I needed to call the society, and I needed to do it in private. Those bastards take their secrecy seriously. And I needed my boss. I needed Annalise. I didn’t want to face Wally King without her again.

“We’re parked just up here in the lot,” Bud said as we turned a corner. I blinked my eyes clear again and saw a field of colored metal gleaming in the sun. They led me to a white pickup and let me sit on the gate.

Summer stepped away from me. “Bud, go inside and get what he needs.”

“You sure?” he asked, as though nervous about leaving her with me.

“Go.” She sounded irritated. He went.

I squinted in her direction.
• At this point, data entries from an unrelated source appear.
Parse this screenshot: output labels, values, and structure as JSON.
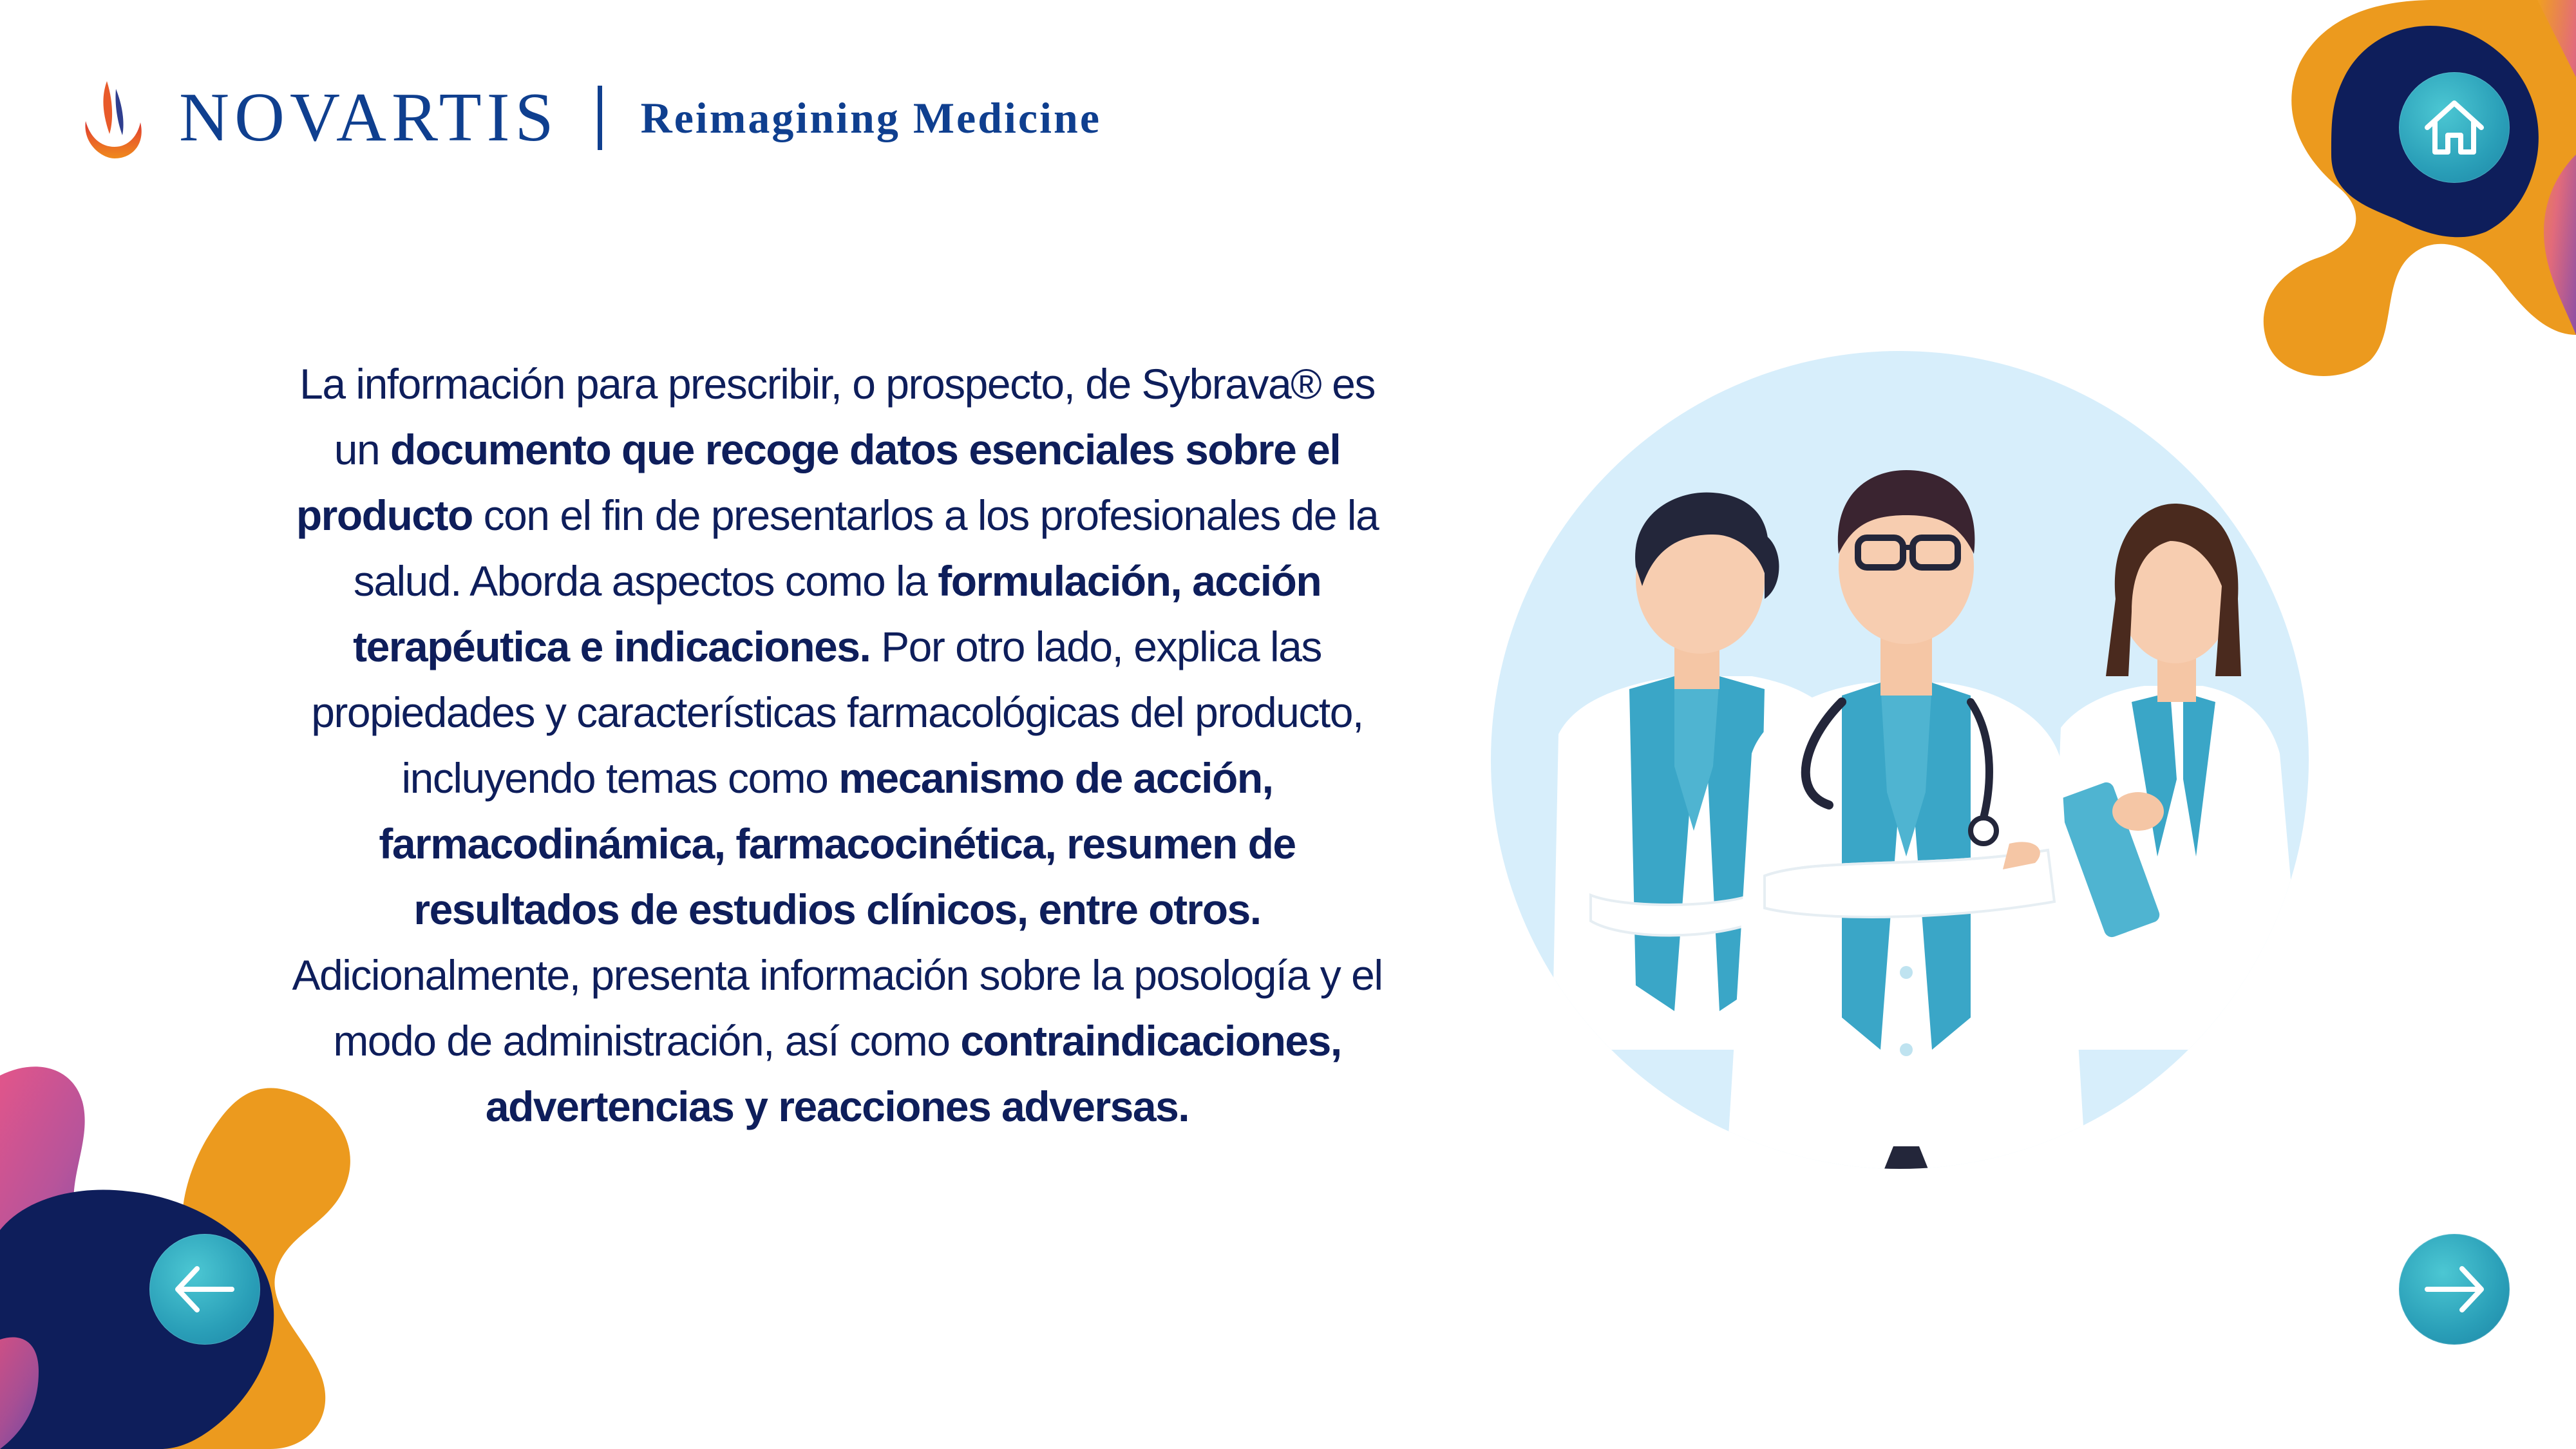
{
  "header": {
    "brand_name": "NOVARTIS",
    "tagline": "Reimagining Medicine"
  },
  "body": {
    "segments": [
      {
        "text": "La información para prescribir, o prospecto, de Sybrava® es un ",
        "bold": false
      },
      {
        "text": "documento que recoge datos esenciales sobre el producto",
        "bold": true
      },
      {
        "text": " con el fin de presentarlos a los profesionales de la salud. Aborda aspectos como la ",
        "bold": false
      },
      {
        "text": "formulación, acción terapéutica e indicaciones.",
        "bold": true
      },
      {
        "text": " Por otro lado, explica las propiedades y características farmacológicas del producto, incluyendo temas como ",
        "bold": false
      },
      {
        "text": "mecanismo de acción, farmacodinámica, farmacocinética, resumen de resultados de estudios clínicos, entre otros.",
        "bold": true
      },
      {
        "text": " Adicionalmente, presenta información sobre la posología y el modo de administración, así como ",
        "bold": false
      },
      {
        "text": "contraindicaciones, advertencias y reacciones adversas.",
        "bold": true
      }
    ]
  },
  "navigation": {
    "home_icon": "home-icon",
    "prev_icon": "arrow-left-icon",
    "next_icon": "arrow-right-icon"
  },
  "colors": {
    "navy": "#0e1e5b",
    "brand_blue": "#0f3f8f",
    "orange": "#ec9a1e",
    "magenta": "#e2558a",
    "purple": "#8e4fa6",
    "teal": "#2a9fb8",
    "light_blue": "#d7eefb"
  }
}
I wanted privacy to make my call, but she didn’t seem ready to give it to me. “I’m glad you and Bud are still together,” I said.

“We’re married now,” she answered, her voice flat.

“That’s great.” There was nowhere for the conversation to go after that, so it just sat there. Now that we had stopped moving, my eyes began to sting even more. I raised my hands to rub them but thought better of it. “I need to make a call,” I said. “In private.”

She didn’t move. “To who?”

“Nobody you know.” Since she wasn’t moving away, I hopped off the gate and walked along the side of the truck to the wall. Then I started toward the sidewalk.

She trailed behind me.

“Wait by the truck, Summer,” I said. “I’m not kidding. This is a private call.”

“You’re calling the cops, aren’t you?”

Out of reflex, I cursed at her. If that’s who she thought I was now, she couldn’t be trusted. It was the same as saying We are enemies.

My reaction must have mollified her a little. She sulkily stepped back, but not because she was afraid of me. I’d never known her to be afraid of anyone.

A young mother came toward me, navigating her baby stroller through the narrow space between the whitewashed wall and parked cars. I stepped around her, then looked toward the truck.